India's indigenous medical drawings found to be influenced by Persian and Tibetian styles
| Tuesday, February 2, 2016 - 11:29
Kolkata: The development of Indian medicine had "powerful influences" from Persia and Tibet in its anatomical drawings and illustrations, says the project head of Medicine Corner, an ongoing three-city exhibition exploring India's plurality of cultures of medicine.
"Though India had a vast body of medical literature, there are very very few anatomical illustrations in any of the classic indigenous medical texts. It is deeply textual and the tradition of anatomical illustrations comes from abroad," the Britain-based Ratan Vaswani told IANS here during the Kolkata edition of the event.
Christened "Jeevanchakraa" (Akar Prakar Gallery, Kolkata) and "Tabiyat" at Chhatrapati Shivaji Maharaj Vastu Sangrahalaya (CSMVS) in Mumbai, the programme is an initiative of Britain's Wellcome Collection, a global health charity.

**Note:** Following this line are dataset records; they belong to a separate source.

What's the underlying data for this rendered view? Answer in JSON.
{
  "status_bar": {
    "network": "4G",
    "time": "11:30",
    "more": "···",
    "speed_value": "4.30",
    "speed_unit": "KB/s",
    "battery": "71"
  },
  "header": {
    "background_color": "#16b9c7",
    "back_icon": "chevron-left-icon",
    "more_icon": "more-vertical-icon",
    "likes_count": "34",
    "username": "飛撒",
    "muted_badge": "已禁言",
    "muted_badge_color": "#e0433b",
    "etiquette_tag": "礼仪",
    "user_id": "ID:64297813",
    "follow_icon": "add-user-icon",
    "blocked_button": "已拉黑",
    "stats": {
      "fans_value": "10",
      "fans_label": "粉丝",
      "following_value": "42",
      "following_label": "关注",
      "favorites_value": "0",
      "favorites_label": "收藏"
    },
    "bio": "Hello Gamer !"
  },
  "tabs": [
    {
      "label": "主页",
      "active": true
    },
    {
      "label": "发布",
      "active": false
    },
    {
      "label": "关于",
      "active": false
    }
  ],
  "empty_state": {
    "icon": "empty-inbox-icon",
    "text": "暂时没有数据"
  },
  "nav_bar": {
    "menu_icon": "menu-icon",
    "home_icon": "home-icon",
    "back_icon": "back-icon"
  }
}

Exhibits include sculptures, clothing, textiles, decorative wrestling clubs, manuscripts, intimate personal items such as combs and foot scrubbers, medical instruments, domestic utensils, oil paintings, drawings, prints, photographs, plaques and board games (including a snakes and ladders board from the late 18th century - the game has Indian roots).
"There are very powerful Persian and Muslim influences in the development of Indian medicine," said Vaswani.

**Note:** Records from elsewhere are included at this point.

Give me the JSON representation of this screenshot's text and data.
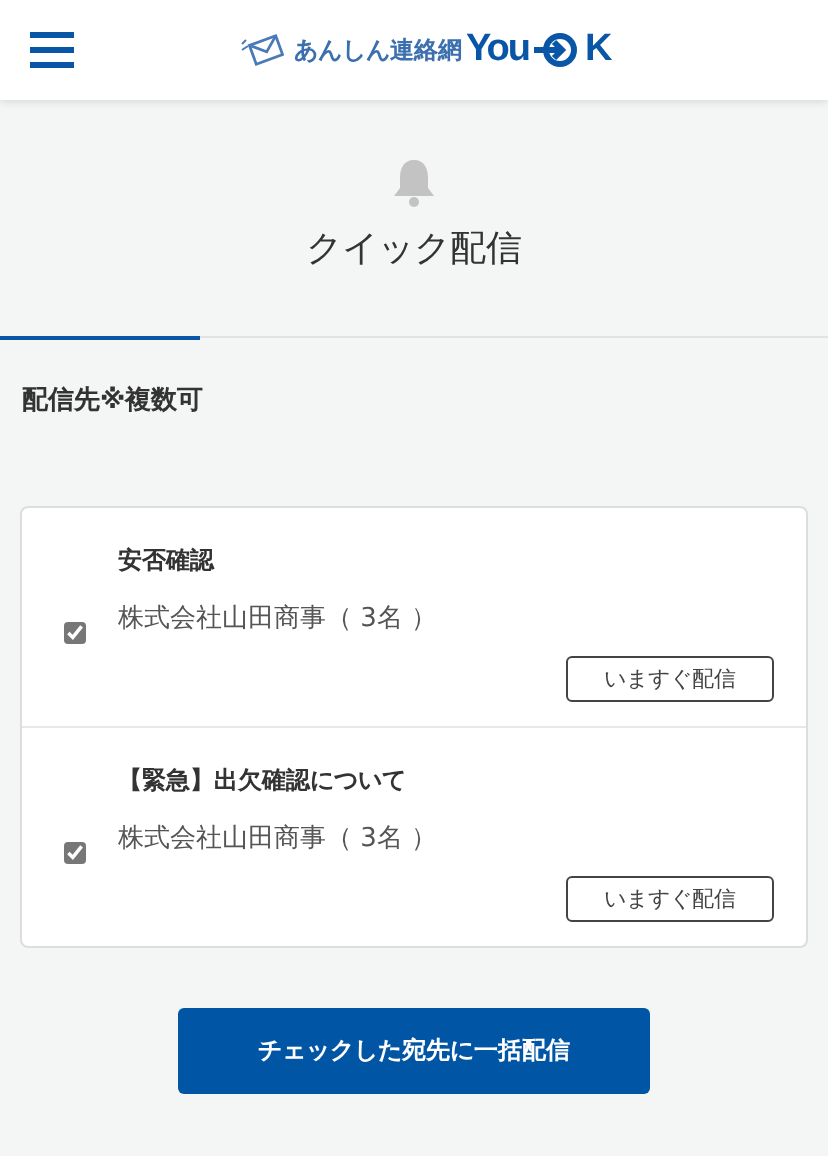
{
  "header": {
    "logo_text": "あんしん連絡網",
    "brand_start": "You",
    "brand_end": "K"
  },
  "page_title": "クイック配信",
  "section_label": "配信先※複数可",
  "messages": [
    {
      "title": "安否確認",
      "recipient": "株式会社山田商事（ 3名 ）",
      "checked": true,
      "send_button": "いますぐ配信"
    },
    {
      "title": "【緊急】出欠確認について",
      "recipient": "株式会社山田商事（ 3名 ）",
      "checked": true,
      "send_button": "いますぐ配信"
    }
  ],
  "bulk_button": "チェックした宛先に一括配信"
}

As an example, he highlighted a 14th century Persian work called "Tasrih-i-Mansuri" and its 18th century western Indian copy that fuses Persian and Indian styles.

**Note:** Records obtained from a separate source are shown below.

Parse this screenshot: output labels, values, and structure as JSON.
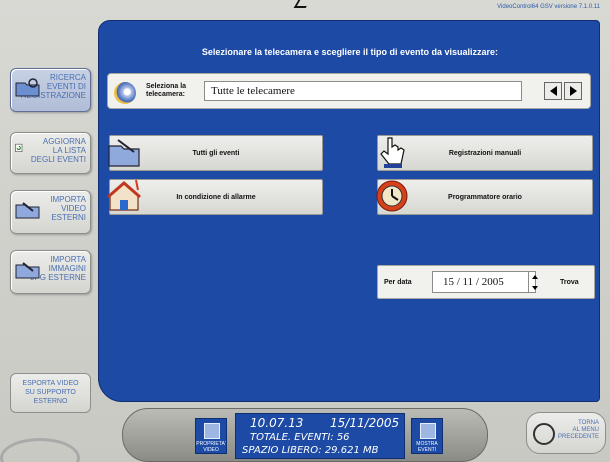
{
  "version": "VideoControl64 GSV versione 7.1.0.11",
  "sidebar": {
    "items": [
      {
        "label_lines": [
          "RICERCA",
          "EVENTI DI",
          "REGISTRAZIONE"
        ]
      },
      {
        "label_lines": [
          "AGGIORNA",
          "LA LISTA",
          "DEGLI EVENTI"
        ]
      },
      {
        "label_lines": [
          "IMPORTA",
          "VIDEO",
          "ESTERNI"
        ]
      },
      {
        "label_lines": [
          "IMPORTA",
          "IMMAGINI",
          "JPG ESTERNE"
        ]
      }
    ],
    "export_lines": [
      "ESPORTA VIDEO",
      "SU SUPPORTO",
      "ESTERNO"
    ]
  },
  "main": {
    "title": "Selezionare la telecamera e scegliere il tipo di evento da visualizzare:",
    "camera_label_lines": [
      "Seleziona la",
      "telecamera:"
    ],
    "camera_value": "Tutte le telecamere",
    "events": [
      {
        "label": "Tutti gli eventi"
      },
      {
        "label": "Registrazioni manuali"
      },
      {
        "label": "In condizione di allarme"
      },
      {
        "label": "Programmatore orario"
      }
    ],
    "date_label": "Per data",
    "date_value": "15 / 11 / 2005",
    "date_go": "Trova"
  },
  "bottom": {
    "left_btn_lines": [
      "PROPRIETA'",
      "VIDEO"
    ],
    "right_btn_lines": [
      "MOSTRA",
      "EVENTI"
    ],
    "time": "10.07.13",
    "date": "15/11/2005",
    "total": "TOTALE. EVENTI: 56",
    "space": "SPAZIO LIBERO: 29.621 MB",
    "back_lines": [
      "TORNA",
      "AL MENU",
      "PRECEDENTE"
    ]
  },
  "colors": {
    "panel": "#1c4aa5",
    "accent_text": "#4a6fb0"
  }
}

"The Hindu copy takes the anatomical model- Persian style of circular hand and hands on thigh squatting pose - and adds on to it the Chakra. So it's a fusion of the physical view in Muslim style with Indian metaphysical view," said Vaswani, who curated "Tabiyat".
In addition, as for the trans-Himalayan influence, the "The Ayurvedic Man" is evidence of the corresponding drawing styles.
"It is the only known historical illustration of the human anatomy as understood in Ayurveda. What India takes from Tibet is the drawing style and what Tibet takes from India is its Ayurvedic theory... it takes the theoretical basis of Indian medicine," added Vaswani.